Most of the information was found whilst trawling through the English Amiga Board coding forums and this amazing article from BYTE magazine.
Note: The information here is specifically targeted at the Amiga and base 68000 – some of these optimizations won’t be effective on a 68020 or later.
Basic Optimizations
Here are some basic optimizations. Generally these are drop-in replacements that can be used without much thought.
| Unoptimized | Optimized | Notes |
|---|---|---|
| clr.l d0 | moveq.l #0,d0 | moveq is faster than clr.

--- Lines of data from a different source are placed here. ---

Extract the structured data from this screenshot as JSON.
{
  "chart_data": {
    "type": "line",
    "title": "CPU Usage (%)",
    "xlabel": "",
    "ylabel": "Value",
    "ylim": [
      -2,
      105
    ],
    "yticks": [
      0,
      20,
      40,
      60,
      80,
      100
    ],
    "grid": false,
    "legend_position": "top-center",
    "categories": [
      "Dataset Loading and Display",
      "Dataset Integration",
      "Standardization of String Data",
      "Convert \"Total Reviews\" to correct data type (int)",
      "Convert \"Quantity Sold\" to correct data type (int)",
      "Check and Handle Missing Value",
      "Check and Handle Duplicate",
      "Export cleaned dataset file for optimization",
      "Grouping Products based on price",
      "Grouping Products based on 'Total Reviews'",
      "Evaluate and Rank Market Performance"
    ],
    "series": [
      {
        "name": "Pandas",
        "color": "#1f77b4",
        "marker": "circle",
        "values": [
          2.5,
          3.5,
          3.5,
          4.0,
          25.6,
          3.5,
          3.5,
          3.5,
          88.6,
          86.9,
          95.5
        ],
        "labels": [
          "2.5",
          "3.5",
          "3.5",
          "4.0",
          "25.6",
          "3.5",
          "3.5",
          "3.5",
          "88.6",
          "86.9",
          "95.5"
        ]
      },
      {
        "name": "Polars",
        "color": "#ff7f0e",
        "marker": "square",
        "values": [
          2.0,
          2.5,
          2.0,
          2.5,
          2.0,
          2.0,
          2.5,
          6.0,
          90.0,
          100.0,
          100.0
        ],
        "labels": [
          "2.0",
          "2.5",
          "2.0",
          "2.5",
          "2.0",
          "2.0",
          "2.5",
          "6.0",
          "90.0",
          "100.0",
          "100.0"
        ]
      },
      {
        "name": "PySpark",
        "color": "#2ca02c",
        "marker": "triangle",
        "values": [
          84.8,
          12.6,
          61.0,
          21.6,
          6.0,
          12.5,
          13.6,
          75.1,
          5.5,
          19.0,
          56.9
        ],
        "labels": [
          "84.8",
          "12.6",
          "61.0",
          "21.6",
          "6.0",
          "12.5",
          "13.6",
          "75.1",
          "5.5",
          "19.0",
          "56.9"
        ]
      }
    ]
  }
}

Also this sign-extends to 32-bits so even though the value can only be -128 to +127 it is very useful for ensuring the high 16-bits are cleared. |
| movea.l #0, a0 or sub.l a0,a0 | moveq.l #0,d0 move.l d0,a0 | |
| lsl.w #1,d0 | add.w d0,d0 | 1 add is quicker than a shift. |
| lsl.w #2,d0 | add.w d0,d0 add.w d0,d0 | Even 2 adds is quicker than a shift. |
| adda.w #10,a0 | lea 10(a0),a0 | |
| moveq.l #16,d0 ror.l d0,d1 | swap d1 | Shifting left by 16 bits. Swapping is quicker. |
| moveq.l #15,d0 ror.l d0,d1 | swap d1 rol.l #1,d1 | Shifting left 15 bits. Swapping followed by a single shift is quicker. |
| add.w d0,a0 move.l (a0),a1 | move.l 0(a0,d0.l),a1 | |
| cmpi.l #num,d0 | moveq.l #num,d1 cmp.l d1,d0 | num must be in the range -128 to +127. |
Additional Optimizations
These are some additional optimizations that can be used:
| Unoptimized | Optimized | Notes |
|---|---|---|
| bsr.s someroutine rtssomeroutine: … rts | bra.s someroutine someroutine: | If returning directly after a “jsr” or “bsr” call then you can just use a basic branch and let the subroutine do the return. |
| jsr sub1 jsr sub2 jsr sub3 rts | pea sub3 pea sub2 jmp sub1 | Pushing return addresses onto stack in reverse order, then directly jumping to the first sub-routine. (68000 only). After each sub-routine does “rts” it will “return” to the start of the next subroutine. |